Mental Health Recovery And Civil Rights

If people can and do recover from serious “mental illnesses”, why would “stigma” be much of an issue? “Stigma” is mostly an issue with people who believe that complete recovery is rare to non-existent. Countering “stigma” is a matter for people who believe people in mental health treatment need some kind of special consideration, specifically because they are thought to be incapable of fully recovering their mental and emotional constitutional stability.

The notion of “stigma” involves a belief that people in mental health treatment are tainted, that they are broken, that they are damaged goods, that they are, as the word translates literally, marked for disgrace. In point of fact, there doesn’t tend to be any sort of skin rash that separates a person labeled “mentally ill” from the rest of humanity. This idea that one is engaged in an effort to erase “stigma” tends to have an effect opposite to the intention. What I am saying here is that this focus on “stigma” is usually a way of separating the ‘disturbed’ from society at large rather than of seeing him or her as a human being like all other human beings, and thus a member of that society.

The real issue for people who have experienced the mental health system, and particularly for people who have endured forced treatment, is a matter of prejudice and discrimination. Institutionalization disrupts the life process in almost all of its dimensions. People who are institutionalized lose precious time, jobs, friends, and property. They are not compensated one nickle for the time, jobs, friends, and property that institutionalization takes away from them. In fact, they are expected to pay for the disruption of institutionalization, often forced and entirely unwanted, that causes this loss. This in itself is indicative of the prejudice directed against this segment of the population. We may call this prejudice “stigma”, but it is not “stigma” , it is prejudice.

Discrimination, and this lack of compensation, are in fact among the reasons many people within the mental health system are seen as unrecoverable. The mental health system fosters dependence, and this dependence is, in large measure, seen as pathological on the recipient’s part. The problem is situational. People within the system have this ‘damned if you do, damned if you don’t’ feeling. What were we saying about disgrace? People in treatment are still segregated from the community at large within what has been termed the mental health ghetto. This mental health ghetto, much like the inner city ghetto, much like the Warsaw ghetto, is where we’ve made life harder for the inhabitants than it is for everybody else.

People, especially unfortunate people, need chances. They don’t just need second chances. They need third, fourth, and fifth chances as well. In any land of opportunity there should be an abundance of chances, that is, there should be more rather than fewer of these chances. Chance is opportunity. Good fortunes are what unfortunate people lack. The “sickness”, if there is any, bears a social element. If the “sickness” is a matter of locking people out from the realm of fortune, then cure would be a matter of repossessing that key. It is this key to situational change, that is, to community re-integration, that is the real prognosticator, and this key as of yet still tends to be kept in stingy, or prejudicial, hands.

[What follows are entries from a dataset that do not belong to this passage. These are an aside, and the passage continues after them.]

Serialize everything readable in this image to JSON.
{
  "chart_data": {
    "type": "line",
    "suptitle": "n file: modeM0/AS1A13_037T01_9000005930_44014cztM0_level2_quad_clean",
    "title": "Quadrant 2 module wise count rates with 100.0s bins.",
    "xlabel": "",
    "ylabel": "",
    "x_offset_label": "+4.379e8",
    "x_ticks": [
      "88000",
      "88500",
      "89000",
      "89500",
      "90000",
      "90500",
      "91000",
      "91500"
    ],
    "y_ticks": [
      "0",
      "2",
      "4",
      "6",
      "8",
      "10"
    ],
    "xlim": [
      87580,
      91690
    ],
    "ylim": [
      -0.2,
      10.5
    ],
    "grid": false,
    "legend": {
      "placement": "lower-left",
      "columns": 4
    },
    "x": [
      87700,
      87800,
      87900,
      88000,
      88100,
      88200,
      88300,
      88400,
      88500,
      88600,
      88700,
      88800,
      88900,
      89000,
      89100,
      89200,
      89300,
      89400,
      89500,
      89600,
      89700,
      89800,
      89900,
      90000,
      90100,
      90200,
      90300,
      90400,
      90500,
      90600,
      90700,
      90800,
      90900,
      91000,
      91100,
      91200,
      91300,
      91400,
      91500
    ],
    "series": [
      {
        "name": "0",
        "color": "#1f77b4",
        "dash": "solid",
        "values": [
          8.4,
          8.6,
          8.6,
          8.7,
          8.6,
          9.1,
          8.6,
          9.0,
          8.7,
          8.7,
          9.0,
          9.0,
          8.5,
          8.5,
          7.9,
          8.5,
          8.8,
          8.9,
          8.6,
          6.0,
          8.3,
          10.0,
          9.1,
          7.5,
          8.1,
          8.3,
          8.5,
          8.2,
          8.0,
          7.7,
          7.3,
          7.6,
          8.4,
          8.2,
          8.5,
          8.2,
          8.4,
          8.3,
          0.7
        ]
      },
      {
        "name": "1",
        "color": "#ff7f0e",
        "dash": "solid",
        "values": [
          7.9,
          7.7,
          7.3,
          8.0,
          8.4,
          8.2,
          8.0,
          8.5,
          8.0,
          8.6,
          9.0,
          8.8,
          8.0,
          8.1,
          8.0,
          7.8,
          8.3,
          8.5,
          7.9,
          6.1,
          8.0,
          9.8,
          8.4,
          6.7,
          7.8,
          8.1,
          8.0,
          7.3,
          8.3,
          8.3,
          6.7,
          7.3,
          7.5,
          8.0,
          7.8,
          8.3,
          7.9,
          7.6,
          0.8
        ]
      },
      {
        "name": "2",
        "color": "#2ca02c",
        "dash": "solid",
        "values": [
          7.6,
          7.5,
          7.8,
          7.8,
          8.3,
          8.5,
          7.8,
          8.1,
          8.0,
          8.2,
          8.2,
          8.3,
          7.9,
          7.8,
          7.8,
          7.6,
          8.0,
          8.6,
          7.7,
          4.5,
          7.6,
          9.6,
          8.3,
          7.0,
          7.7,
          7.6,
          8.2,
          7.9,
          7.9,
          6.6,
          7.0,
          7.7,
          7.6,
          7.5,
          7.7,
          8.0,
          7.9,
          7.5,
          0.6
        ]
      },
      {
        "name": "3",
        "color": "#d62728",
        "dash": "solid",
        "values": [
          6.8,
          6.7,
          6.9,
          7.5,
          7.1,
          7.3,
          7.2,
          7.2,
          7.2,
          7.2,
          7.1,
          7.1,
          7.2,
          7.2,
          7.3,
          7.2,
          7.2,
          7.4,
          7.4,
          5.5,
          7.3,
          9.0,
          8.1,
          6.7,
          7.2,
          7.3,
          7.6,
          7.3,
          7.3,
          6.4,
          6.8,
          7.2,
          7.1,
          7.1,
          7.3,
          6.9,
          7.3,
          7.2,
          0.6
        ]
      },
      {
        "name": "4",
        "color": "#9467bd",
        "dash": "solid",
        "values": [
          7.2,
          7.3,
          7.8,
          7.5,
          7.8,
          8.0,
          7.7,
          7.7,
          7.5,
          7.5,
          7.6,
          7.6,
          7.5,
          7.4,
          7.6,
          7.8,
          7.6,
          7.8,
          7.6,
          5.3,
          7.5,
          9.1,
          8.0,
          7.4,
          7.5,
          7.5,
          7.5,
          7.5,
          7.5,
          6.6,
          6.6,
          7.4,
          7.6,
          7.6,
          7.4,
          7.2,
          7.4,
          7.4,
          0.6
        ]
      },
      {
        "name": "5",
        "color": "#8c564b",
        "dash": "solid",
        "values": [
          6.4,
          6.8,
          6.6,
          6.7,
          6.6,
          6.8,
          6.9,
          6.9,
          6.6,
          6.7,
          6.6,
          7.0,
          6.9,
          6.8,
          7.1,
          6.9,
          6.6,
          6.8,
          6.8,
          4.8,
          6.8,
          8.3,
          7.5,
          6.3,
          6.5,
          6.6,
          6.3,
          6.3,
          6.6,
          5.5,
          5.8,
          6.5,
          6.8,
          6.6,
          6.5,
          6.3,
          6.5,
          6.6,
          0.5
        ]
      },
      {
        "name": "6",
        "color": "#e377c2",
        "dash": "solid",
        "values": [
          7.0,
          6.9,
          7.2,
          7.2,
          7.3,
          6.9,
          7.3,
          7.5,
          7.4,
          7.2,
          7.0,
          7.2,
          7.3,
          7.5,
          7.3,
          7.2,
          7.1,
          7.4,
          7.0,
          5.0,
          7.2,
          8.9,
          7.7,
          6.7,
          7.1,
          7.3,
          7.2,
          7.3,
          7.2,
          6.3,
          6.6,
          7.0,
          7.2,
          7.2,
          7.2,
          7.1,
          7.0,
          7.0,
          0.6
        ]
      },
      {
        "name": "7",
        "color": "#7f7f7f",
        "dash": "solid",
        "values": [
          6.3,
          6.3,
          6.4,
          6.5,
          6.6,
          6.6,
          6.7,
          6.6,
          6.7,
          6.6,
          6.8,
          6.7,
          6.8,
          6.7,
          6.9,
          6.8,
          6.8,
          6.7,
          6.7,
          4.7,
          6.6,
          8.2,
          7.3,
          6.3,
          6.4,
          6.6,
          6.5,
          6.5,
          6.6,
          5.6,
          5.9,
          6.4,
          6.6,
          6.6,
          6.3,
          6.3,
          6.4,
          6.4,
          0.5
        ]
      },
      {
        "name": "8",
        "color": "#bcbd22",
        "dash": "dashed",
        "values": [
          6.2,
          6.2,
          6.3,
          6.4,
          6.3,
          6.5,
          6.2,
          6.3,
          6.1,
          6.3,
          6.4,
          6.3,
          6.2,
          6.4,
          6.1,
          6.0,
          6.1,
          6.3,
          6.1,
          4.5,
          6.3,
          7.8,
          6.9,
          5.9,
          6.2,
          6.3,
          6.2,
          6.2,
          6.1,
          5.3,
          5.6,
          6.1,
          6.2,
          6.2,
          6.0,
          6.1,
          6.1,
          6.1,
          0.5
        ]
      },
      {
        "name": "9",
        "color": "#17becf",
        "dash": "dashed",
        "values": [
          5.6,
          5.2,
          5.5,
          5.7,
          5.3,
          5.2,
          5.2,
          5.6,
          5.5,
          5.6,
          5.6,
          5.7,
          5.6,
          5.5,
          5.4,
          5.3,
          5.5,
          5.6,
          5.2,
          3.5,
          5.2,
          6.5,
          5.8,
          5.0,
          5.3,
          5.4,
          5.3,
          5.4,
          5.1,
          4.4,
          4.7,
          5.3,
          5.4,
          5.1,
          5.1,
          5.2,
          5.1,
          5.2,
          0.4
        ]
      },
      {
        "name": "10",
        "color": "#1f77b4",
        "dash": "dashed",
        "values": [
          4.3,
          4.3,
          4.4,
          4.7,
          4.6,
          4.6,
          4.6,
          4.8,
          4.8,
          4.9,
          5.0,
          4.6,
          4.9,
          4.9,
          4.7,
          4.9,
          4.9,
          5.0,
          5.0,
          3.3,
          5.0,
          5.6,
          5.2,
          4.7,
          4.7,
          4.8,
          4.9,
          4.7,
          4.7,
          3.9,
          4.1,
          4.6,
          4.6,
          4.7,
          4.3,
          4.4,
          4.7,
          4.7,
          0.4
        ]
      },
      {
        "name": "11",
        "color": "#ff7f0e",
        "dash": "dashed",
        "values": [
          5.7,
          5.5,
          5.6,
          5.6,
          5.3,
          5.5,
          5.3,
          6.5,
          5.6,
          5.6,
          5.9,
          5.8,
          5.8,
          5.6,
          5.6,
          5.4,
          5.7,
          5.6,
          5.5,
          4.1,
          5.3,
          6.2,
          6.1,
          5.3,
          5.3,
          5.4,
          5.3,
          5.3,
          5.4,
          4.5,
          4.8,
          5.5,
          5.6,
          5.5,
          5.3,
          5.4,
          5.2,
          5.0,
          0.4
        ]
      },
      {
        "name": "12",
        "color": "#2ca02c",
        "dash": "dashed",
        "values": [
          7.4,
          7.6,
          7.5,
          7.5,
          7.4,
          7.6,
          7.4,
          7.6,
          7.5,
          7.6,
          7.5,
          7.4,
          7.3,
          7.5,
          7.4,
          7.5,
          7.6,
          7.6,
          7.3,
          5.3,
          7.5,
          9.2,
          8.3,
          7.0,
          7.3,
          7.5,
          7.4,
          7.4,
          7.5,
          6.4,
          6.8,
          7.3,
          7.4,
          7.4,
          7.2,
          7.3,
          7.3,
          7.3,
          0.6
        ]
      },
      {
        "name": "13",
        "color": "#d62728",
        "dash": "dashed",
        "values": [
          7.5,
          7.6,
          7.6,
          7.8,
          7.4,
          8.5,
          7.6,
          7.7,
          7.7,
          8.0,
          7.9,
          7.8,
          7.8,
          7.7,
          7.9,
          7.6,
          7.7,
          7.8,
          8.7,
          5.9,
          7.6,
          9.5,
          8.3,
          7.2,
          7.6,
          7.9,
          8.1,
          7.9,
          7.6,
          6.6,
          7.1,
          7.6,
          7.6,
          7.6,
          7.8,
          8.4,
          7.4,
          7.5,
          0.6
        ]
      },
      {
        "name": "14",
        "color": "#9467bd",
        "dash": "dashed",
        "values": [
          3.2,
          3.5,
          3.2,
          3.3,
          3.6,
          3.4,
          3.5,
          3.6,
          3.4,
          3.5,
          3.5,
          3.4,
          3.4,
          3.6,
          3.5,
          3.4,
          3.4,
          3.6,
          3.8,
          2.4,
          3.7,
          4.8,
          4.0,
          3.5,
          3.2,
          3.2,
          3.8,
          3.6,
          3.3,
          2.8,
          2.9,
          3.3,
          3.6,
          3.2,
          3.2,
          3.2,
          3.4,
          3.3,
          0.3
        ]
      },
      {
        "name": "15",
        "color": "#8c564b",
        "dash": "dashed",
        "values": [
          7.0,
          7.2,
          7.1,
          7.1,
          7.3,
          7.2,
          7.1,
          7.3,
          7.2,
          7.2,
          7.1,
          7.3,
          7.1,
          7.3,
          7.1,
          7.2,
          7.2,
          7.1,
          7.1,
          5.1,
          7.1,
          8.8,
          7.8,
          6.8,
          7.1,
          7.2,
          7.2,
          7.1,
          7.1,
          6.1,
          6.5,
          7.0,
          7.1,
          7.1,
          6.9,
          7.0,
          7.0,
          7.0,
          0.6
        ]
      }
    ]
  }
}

The erasing “stigma” notion comes from the idea that all you will need to do to get a better world is to change the hearts and minds of people. Pragmatists and realists know better. In the words of Dr. Martin Luther King, Jr., “Freedom is never voluntarily given by the oppressor; it must be demanded by the oppressed.” If the situation for people impacted by the mental health system has changed at all, it has changed because laws have changed. These changes have occurred because we are engaged in our own civil rights struggle, and this civil rights struggle is still far from over.